- Poster
- Directed by: Tatineni Satya
- Screenplay by: Tatineni Satya
- Story by: Suseenthiran
- Produced by: N. V. Prasad Paras Jain
- Starring: Nani Saranya Mohan
- Cinematography: Chitti Babu.K
- Music by: V. Selvaganesh
- Production company: Megaa Super Good Films
- Release date: 9 July 2010;
- Country: India
- Language: Telugu

= Bheemili Kabaddi Jattu =

Bheemili Kabaddi Jattu is a 2010 Telugu-language sports drama film directed by newcomer Tatineni Satya, starring Nani, and Saranya Mohan along with numerous newcomers. It is a remake of the 2009 Tamil film Vennila Kabadi Kuzhu.

This film marks the directorial debut of Tatineni Satya. The film completed 100 days in Srikakulam town Kinnera complex and Chandramahal theatres and was a hit.

==Story==
The story unfolds in a remote village near Vizag called Bheemli. What begins as a soft romance between a poor lad Suri (Nani) and a girl (Saranya Mohan) who comes to the village soon takes a turn. Suri, with his childhood friends, yearns to win a Kabaddi tournament. They're known for never managing to win a tournament.

They find themselves by chance in a state-level tournament, expected to be knocked out in the first round. But the bunch of young men who share different thoughts and ideas, with the help of a professional kabaddi coach, emerge as winners. As they proceed, many difficulties are encountered such as Suri having a shoulder dislocation during a match. They win their remaining games and progress to the final. However, during this time, gangsters are searching for Suri.

The final starts off poorly but, after half time, Bheemli Kabaddi Jattu is back in contention. As the game ends in a tie, a player from each team goes up against each other. In the final stages of the head-to-head, Suri wins the game but dies after winning the last point as the opposition player kicks him on the chest as to touch him and win the game. Suri uses his last breath to win the match.

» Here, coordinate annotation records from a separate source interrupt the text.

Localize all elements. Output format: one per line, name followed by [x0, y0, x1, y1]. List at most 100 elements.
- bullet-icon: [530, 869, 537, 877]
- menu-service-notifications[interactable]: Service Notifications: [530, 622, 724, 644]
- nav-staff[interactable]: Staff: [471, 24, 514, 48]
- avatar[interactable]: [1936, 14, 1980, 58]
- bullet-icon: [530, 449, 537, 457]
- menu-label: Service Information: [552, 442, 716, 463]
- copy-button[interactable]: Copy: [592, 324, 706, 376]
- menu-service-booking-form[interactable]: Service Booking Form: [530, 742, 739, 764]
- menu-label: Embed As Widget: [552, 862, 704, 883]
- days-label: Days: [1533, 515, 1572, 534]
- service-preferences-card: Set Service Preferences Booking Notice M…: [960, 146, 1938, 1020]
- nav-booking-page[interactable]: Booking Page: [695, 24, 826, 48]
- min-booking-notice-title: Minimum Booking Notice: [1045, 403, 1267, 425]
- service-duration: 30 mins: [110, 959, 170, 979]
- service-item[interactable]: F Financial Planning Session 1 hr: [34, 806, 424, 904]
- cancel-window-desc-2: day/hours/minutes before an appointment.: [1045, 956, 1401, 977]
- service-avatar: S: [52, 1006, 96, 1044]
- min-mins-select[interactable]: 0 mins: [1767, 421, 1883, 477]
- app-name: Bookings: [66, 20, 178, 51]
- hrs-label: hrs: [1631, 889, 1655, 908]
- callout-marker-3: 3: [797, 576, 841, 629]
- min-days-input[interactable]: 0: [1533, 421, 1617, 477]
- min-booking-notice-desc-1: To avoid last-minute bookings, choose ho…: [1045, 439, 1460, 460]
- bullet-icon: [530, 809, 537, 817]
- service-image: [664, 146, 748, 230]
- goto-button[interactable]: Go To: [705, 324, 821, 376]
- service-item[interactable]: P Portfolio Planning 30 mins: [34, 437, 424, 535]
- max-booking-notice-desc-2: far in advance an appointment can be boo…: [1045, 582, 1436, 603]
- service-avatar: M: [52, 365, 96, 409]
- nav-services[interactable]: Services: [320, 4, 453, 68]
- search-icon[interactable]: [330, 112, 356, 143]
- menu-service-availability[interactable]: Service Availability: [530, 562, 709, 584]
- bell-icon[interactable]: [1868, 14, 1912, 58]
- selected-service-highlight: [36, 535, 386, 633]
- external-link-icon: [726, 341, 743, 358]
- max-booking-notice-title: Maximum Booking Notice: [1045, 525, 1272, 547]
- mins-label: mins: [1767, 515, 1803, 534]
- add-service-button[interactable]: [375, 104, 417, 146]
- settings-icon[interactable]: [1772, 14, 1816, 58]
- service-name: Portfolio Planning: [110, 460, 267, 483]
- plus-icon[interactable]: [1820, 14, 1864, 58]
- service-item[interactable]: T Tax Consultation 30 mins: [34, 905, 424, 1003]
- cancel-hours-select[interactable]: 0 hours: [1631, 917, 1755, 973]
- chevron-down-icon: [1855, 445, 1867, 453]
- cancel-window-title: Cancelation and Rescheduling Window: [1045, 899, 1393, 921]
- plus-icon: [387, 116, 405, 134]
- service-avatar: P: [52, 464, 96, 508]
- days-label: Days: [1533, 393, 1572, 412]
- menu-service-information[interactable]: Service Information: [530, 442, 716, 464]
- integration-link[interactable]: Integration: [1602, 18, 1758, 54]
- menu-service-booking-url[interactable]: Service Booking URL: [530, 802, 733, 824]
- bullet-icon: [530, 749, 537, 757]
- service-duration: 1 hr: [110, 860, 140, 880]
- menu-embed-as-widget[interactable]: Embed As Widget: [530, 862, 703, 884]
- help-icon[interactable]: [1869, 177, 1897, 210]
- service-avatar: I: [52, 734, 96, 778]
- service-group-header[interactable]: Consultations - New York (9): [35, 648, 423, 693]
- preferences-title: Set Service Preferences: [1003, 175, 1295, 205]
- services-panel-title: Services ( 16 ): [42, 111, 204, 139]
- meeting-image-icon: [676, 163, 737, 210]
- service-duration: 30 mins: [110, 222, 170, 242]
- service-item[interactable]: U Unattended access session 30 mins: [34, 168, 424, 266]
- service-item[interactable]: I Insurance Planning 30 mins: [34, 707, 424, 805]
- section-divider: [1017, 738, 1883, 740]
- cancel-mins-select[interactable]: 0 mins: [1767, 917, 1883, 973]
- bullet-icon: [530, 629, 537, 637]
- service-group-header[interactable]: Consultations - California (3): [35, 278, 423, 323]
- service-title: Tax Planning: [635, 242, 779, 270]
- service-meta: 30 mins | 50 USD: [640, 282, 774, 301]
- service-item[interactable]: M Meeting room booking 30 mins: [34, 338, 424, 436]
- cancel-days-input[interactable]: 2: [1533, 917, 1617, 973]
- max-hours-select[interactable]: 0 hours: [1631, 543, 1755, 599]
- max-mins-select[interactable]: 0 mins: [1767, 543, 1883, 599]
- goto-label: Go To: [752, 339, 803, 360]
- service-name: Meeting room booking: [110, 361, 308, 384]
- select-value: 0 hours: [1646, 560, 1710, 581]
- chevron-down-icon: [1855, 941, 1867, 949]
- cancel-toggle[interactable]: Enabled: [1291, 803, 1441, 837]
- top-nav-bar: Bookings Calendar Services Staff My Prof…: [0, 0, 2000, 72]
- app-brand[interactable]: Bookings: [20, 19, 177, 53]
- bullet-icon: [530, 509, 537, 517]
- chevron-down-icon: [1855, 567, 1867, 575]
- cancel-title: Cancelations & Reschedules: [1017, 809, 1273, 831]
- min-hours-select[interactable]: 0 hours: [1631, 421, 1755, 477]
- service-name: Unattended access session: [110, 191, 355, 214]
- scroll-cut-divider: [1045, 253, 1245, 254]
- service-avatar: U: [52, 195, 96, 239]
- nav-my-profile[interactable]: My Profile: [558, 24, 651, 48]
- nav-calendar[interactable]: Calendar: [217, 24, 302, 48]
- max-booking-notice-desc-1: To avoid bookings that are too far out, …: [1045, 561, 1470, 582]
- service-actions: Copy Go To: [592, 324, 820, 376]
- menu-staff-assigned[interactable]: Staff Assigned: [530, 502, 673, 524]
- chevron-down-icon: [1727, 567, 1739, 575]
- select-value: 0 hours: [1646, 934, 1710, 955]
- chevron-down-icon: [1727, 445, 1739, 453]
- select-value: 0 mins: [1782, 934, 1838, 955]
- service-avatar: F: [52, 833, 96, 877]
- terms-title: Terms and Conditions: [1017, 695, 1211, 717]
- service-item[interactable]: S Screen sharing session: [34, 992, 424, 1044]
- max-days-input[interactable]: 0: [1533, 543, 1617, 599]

The scene changes to several months later when the girl returns to the place they met searching for Suri. Suri's friend plans to tell her but discards it as he feels that she won't be able to withstand the sad news. Suri's mother is seen crying in her house with Suri's photograph beside her.

==Cast==

- Nani as Suri
- Saranya Mohan
- Kishore as Prakash
- Dhanraj as Paidithalli
- Vinay as Suri's friend
- Santosh as Suri's friend
- Ramesh as Devudu
- Krishna Chaitanya as Suri's friend
- Chalaki Chanti as Pentiga
- Krishneswara Rao as Suri's lover's father
- Siddhu Jonnalagadda as Dhinesh
- Vithika Sheru as Suri's lover (Uncredited)

==Production==
The film began shooting in August 2009 and finished in January 2010. The film was shot across Andhra Pradesh and Telangana including Antarvedi, Bheemili, Pochampalli, and Polavaram.

==Soundtrack==
The music was composed by V. Selvaganesh, who composed for the original, and all songs from the original were reused. The audio rights were sold to Aditya Music. All lyrics were penned by Vanamali.

Track list
| No. | Title | Singer(s) | Length |
|---|---|---|---|
| 1. | "Pada Pada" | Karthik, Kalpana | 4:38 |
| 2. | "Kabaddi" | Shankar Mahadevan | 5:09 |
| 3. | "Neetho" | V.V. Prassanna | 4:07 |
| 4. | "Naalo Parugulu" | Karthik, Chinmayi | 4:48 |
| 5. | "Jathara (Nidadholu Pilla)" | Maya, Karthik, Vinay, Anuj Gurwara, Malathy Lakshman | 5:45 |
| 6. | "Soul of Bheemili (Theme Music)" | Instrumental | 3:04 |
| Total length: |  |  | 27:31 |

==Reception==
A critic from Sify wrote that "Bhimili Kabaddi Jattu, on the whole, surely keeps you glued to your seat because the match scenes look real. It?s [sic] a sports film in the true spirit and it is convincingly told. Good attempt, and nice film". A critic from Rediff.com opined that "Bheemili Kabaddi Jattu scores high marks as it's a realistic and touching tale. It's not often one gets to see such films!"